David called for more government and private sector investment to boost internet infrastructure, provide energy stability, and fund youth-led AI projects.
He explained that while the UK is harnessing industrial-scale cloud services, African startups are carving a distinct path that majorly focuses on practicality and localization.
According to him , Africa’s AI ecosystem is characterized by frugality and adaptation in efforts to keep up with the global AI trends while working with extremely constrained resources.
The tech expert added: -For instance, in the absence of expansive cloud credits or proprietary Large language models (LLMs), startups in Nigeria, Kenya, and Rwanda are limited in scale and innovation as compared to their counterparts in developed countries. This leads to a situation where African startups resort to leveraging open-source platforms like Hugging Face, Google Colab, and local language datasets to build custom AI tools that are practical and native to their parent countries.

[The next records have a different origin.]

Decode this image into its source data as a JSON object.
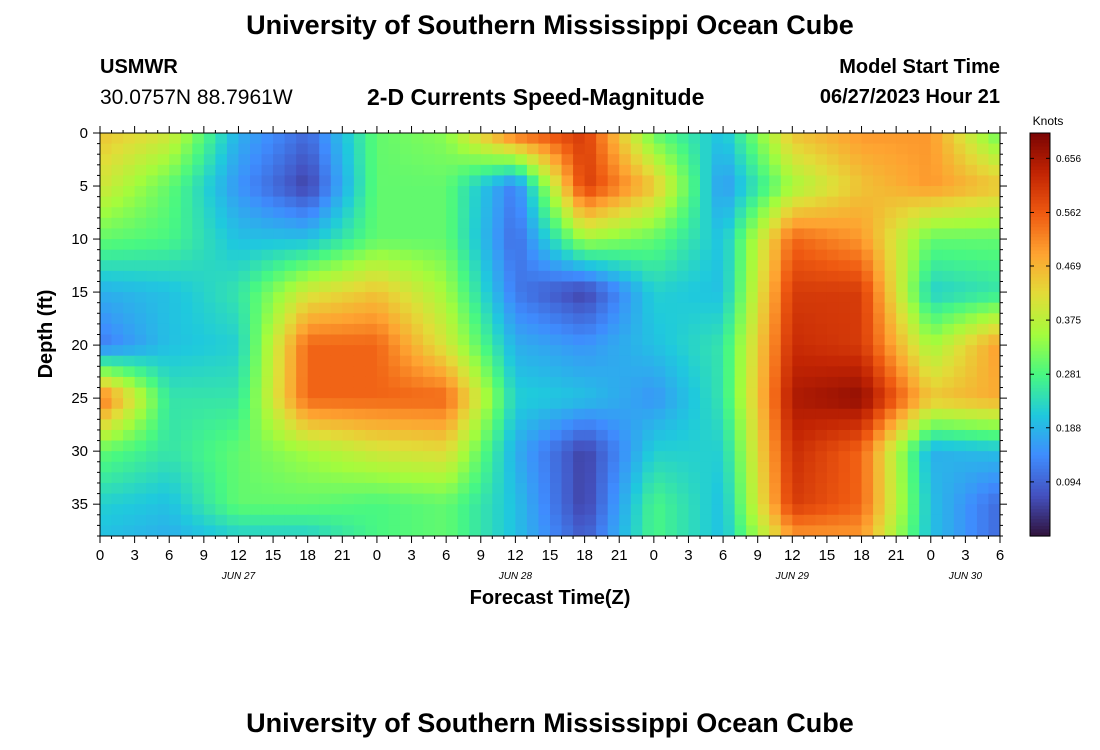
{
  "header": {
    "title": "University of Southern Mississippi Ocean Cube",
    "station": "USMWR",
    "coords": "30.0757N  88.7961W",
    "subtitle": "2-D Currents Speed-Magnitude",
    "start_label": "Model Start Time",
    "start_value": "06/27/2023 Hour 21"
  },
  "footer": {
    "title": "University of Southern Mississippi Ocean Cube"
  },
  "chart_data": {
    "type": "heatmap",
    "title": "2-D Currents Speed-Magnitude",
    "xlabel": "Forecast Time(Z)",
    "ylabel": "Depth (ft)",
    "x_ticks": [
      "0",
      "3",
      "6",
      "9",
      "12",
      "15",
      "18",
      "21",
      "0",
      "3",
      "6",
      "9",
      "12",
      "15",
      "18",
      "21",
      "0",
      "3",
      "6",
      "9",
      "12",
      "15",
      "18",
      "21",
      "0",
      "3",
      "6"
    ],
    "date_labels": [
      {
        "label": "JUN 27",
        "hour": 12
      },
      {
        "label": "JUN 28",
        "hour": 36
      },
      {
        "label": "JUN 29",
        "hour": 60
      },
      {
        "label": "JUN 30",
        "hour": 75
      }
    ],
    "xlim": [
      0,
      78
    ],
    "ylim": [
      0,
      38
    ],
    "y_ticks": [
      0,
      5,
      10,
      15,
      20,
      25,
      30,
      35
    ],
    "y_inverted": true,
    "colorbar": {
      "label": "Knots",
      "ticks": [
        "0.656",
        "0.562",
        "0.469",
        "0.375",
        "0.281",
        "0.188",
        "0.094"
      ],
      "tick_values": [
        0.656,
        0.562,
        0.469,
        0.375,
        0.281,
        0.188,
        0.094
      ],
      "range": [
        0,
        0.7
      ]
    },
    "grid_hours": [
      0,
      6,
      12,
      18,
      24,
      30,
      36,
      42,
      48,
      54,
      60,
      66,
      72,
      78
    ],
    "grid_depths": [
      0,
      5,
      10,
      15,
      20,
      25,
      30,
      35,
      38
    ],
    "grid_values": [
      [
        0.45,
        0.4,
        0.18,
        0.1,
        0.3,
        0.33,
        0.55,
        0.6,
        0.3,
        0.2,
        0.45,
        0.5,
        0.5,
        0.3
      ],
      [
        0.4,
        0.3,
        0.15,
        0.05,
        0.3,
        0.3,
        0.12,
        0.6,
        0.45,
        0.15,
        0.35,
        0.45,
        0.5,
        0.45
      ],
      [
        0.3,
        0.28,
        0.2,
        0.2,
        0.3,
        0.3,
        0.1,
        0.35,
        0.3,
        0.2,
        0.55,
        0.5,
        0.3,
        0.3
      ],
      [
        0.18,
        0.2,
        0.25,
        0.4,
        0.45,
        0.35,
        0.12,
        0.05,
        0.22,
        0.2,
        0.6,
        0.6,
        0.22,
        0.25
      ],
      [
        0.12,
        0.2,
        0.22,
        0.55,
        0.55,
        0.4,
        0.18,
        0.15,
        0.2,
        0.25,
        0.62,
        0.6,
        0.35,
        0.5
      ],
      [
        0.55,
        0.25,
        0.25,
        0.55,
        0.55,
        0.55,
        0.22,
        0.2,
        0.15,
        0.25,
        0.65,
        0.68,
        0.45,
        0.48
      ],
      [
        0.3,
        0.25,
        0.3,
        0.35,
        0.4,
        0.42,
        0.18,
        0.05,
        0.22,
        0.22,
        0.62,
        0.55,
        0.18,
        0.2
      ],
      [
        0.22,
        0.2,
        0.3,
        0.3,
        0.28,
        0.3,
        0.2,
        0.05,
        0.28,
        0.2,
        0.6,
        0.55,
        0.2,
        0.1
      ],
      [
        0.2,
        0.18,
        0.22,
        0.22,
        0.28,
        0.3,
        0.2,
        0.08,
        0.28,
        0.2,
        0.5,
        0.5,
        0.2,
        0.1
      ]
    ]
  }
}
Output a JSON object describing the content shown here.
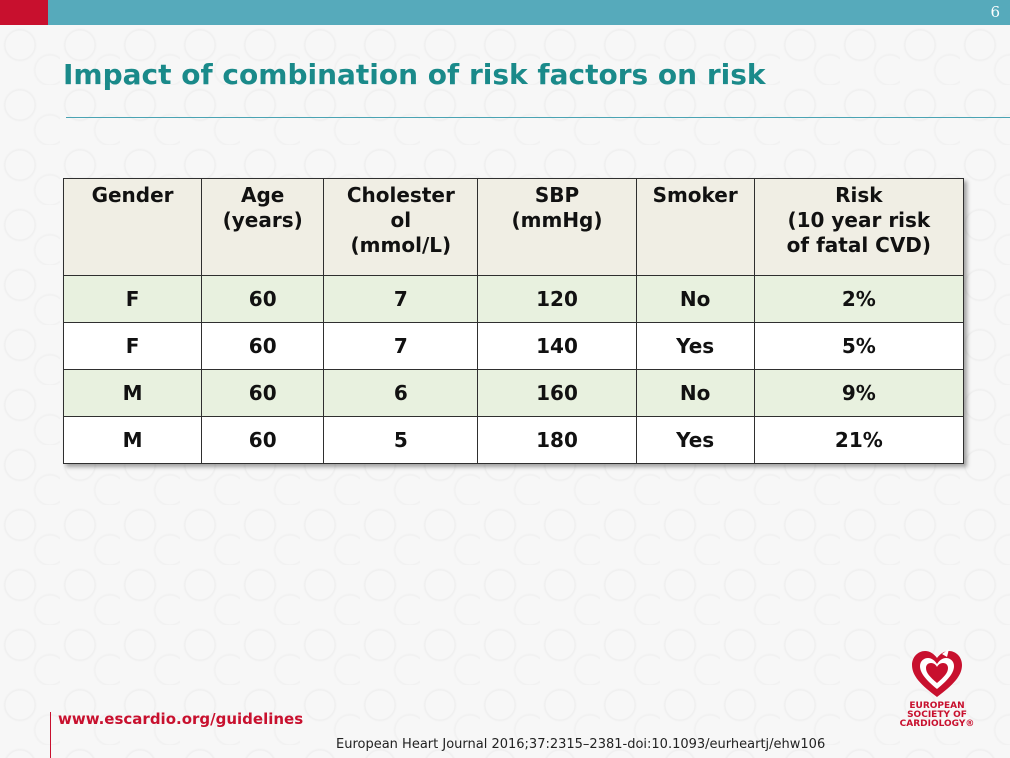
{
  "header": {
    "page_number": "6"
  },
  "title": "Impact of combination of risk factors on risk",
  "table": {
    "headers": [
      [
        "Gender"
      ],
      [
        "Age",
        "(years)"
      ],
      [
        "Cholester",
        "ol",
        "(mmol/L)"
      ],
      [
        "SBP",
        "(mmHg)"
      ],
      [
        "Smoker"
      ],
      [
        "Risk",
        "(10 year risk",
        "of fatal CVD)"
      ]
    ],
    "rows": [
      [
        "F",
        "60",
        "7",
        "120",
        "No",
        "2%"
      ],
      [
        "F",
        "60",
        "7",
        "140",
        "Yes",
        "5%"
      ],
      [
        "M",
        "60",
        "6",
        "160",
        "No",
        "9%"
      ],
      [
        "M",
        "60",
        "5",
        "180",
        "Yes",
        "21%"
      ]
    ]
  },
  "footer": {
    "url": "www.escardio.org/guidelines",
    "citation": "European Heart Journal 2016;37:2315–2381-doi:10.1093/eurheartj/ehw106",
    "logo_text": [
      "EUROPEAN",
      "SOCIETY OF",
      "CARDIOLOGY®"
    ]
  },
  "colors": {
    "top_bar": "#56aabb",
    "brand_red": "#c8102e",
    "title": "#1a8a8a",
    "header_row": "#f0eee4",
    "alt_row": "#e8f1df"
  },
  "icons": {
    "logo": "esc-heart-logo-icon"
  }
}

“African AI startups are turning proximity to problems into a strategic advantage. Rather than attempting to compete directly with global tech giants, these startups are focusing on local relevance by building tools that address uniquely African challenges such as credit scoring for the informal sector, crop yield forecasting for smallholder farmers, or early warning systems for floods and droughts.

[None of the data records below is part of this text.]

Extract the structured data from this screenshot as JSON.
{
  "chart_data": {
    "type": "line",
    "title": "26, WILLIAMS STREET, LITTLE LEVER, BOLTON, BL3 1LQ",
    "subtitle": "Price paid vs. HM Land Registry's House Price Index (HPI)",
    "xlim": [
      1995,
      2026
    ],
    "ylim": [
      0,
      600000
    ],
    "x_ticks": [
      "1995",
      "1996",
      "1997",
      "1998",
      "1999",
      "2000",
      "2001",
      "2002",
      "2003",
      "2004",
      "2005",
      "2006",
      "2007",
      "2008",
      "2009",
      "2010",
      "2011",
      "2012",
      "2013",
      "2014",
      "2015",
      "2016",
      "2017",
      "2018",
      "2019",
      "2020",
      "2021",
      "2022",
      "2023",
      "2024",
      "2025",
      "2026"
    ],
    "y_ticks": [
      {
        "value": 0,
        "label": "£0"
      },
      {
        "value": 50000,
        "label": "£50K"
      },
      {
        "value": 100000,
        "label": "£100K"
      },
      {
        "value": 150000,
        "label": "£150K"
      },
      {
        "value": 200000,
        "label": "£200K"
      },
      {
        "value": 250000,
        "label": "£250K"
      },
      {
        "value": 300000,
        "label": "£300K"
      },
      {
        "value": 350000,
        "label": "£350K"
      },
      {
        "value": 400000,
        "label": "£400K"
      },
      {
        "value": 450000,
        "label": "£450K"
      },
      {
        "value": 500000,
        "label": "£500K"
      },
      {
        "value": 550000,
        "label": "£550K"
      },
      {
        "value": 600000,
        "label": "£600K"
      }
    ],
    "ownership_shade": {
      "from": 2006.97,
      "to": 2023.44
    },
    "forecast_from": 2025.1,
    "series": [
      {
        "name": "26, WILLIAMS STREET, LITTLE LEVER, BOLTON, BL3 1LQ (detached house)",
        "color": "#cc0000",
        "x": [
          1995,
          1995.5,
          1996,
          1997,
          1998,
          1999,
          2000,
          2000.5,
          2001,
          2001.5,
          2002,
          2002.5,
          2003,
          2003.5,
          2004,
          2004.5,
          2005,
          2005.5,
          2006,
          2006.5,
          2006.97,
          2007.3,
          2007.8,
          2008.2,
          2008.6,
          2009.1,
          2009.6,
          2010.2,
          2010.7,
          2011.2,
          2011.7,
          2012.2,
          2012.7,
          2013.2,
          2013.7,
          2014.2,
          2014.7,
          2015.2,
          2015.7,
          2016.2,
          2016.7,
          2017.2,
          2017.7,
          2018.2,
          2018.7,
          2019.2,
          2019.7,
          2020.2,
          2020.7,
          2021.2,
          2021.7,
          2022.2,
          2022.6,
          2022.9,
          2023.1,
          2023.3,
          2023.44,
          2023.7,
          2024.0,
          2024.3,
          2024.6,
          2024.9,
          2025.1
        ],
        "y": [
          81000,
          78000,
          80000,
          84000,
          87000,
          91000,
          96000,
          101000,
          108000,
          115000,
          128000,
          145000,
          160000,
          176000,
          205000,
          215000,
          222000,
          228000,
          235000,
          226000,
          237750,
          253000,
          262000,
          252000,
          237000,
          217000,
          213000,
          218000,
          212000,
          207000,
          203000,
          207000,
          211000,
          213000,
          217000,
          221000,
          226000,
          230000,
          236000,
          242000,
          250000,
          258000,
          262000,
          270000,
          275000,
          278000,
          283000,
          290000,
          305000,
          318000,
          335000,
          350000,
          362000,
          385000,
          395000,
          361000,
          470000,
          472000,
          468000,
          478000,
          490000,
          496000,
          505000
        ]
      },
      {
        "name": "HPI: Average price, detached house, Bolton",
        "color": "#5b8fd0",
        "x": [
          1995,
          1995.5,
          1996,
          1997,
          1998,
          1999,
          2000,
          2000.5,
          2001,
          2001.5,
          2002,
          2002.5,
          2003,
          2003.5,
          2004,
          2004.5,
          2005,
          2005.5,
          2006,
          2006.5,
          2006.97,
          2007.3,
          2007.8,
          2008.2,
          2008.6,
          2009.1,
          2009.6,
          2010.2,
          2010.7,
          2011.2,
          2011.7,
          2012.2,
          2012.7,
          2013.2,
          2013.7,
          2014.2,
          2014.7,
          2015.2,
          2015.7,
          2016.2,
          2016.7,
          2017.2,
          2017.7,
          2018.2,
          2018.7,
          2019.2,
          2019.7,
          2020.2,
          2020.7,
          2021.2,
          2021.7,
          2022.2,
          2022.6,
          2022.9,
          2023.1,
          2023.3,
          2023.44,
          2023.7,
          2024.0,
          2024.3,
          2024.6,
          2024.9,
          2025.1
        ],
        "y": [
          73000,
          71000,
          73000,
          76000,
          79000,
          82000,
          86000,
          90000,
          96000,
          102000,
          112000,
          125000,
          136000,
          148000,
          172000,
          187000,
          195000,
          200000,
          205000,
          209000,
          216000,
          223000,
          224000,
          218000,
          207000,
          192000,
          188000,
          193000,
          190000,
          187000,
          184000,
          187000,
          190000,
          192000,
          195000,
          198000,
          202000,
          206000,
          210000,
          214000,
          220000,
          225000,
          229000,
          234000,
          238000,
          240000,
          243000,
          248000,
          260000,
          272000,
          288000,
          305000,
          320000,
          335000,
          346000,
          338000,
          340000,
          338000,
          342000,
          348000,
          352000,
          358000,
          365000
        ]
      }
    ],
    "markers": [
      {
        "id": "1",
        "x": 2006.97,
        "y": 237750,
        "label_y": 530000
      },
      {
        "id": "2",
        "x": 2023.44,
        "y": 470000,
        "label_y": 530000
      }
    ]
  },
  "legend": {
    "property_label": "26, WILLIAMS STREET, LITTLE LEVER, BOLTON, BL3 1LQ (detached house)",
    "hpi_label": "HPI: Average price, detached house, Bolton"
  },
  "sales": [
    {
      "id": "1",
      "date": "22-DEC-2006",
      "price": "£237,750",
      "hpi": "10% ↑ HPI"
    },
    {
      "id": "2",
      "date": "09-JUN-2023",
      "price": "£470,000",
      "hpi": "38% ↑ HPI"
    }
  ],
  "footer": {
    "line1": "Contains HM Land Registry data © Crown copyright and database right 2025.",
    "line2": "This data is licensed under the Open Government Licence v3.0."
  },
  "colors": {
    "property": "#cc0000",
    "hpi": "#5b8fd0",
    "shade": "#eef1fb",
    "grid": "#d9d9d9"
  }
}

“These developers also enjoy the advantages of being situated within the very communities they serve thus giving them an edge in understanding the cultural, economic, and linguistic aspects of the emerging issues. As a result of this embedded connection, African startups are able to conceptualize innovations that are not only practical but also authentic.
“One prominent example is InstaDeep, a Tunisian-founded company acquired by BioNTech which developed predictive AI for genomic sequencing using on-premise infrastructure and optimized models. Similarly, Zindi Africa operates a data science competition platform that crowdsources AI solutions for social challenges such as disease outbreak prediction and crop disease detection.

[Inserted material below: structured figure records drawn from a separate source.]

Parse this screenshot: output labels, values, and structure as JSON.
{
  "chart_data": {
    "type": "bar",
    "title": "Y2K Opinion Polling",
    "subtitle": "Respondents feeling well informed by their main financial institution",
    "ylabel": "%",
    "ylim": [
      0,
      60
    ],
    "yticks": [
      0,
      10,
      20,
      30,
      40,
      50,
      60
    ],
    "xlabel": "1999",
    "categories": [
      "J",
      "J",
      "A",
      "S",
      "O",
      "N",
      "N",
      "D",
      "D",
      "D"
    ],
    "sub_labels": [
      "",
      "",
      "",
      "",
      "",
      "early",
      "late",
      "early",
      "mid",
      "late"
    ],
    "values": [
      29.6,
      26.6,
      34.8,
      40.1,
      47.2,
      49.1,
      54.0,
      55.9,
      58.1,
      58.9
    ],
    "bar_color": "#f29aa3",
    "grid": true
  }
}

“It is also important to note that while African governments have historically been less equipped with formal AI policy frameworks, there is a notable shift toward recognizing the value of indigenous innovation. While analyzing AI revolution in Africa and government policies, many African countries are now prioritizing AI capacity building and partnerships between startups and academic institutions.
He stressed that both approachesthe UK’s infrastructure-driven model and Africa’s grassroots, necessity-driven path offer valuable lessons for scaling AI responsibly and inclusively.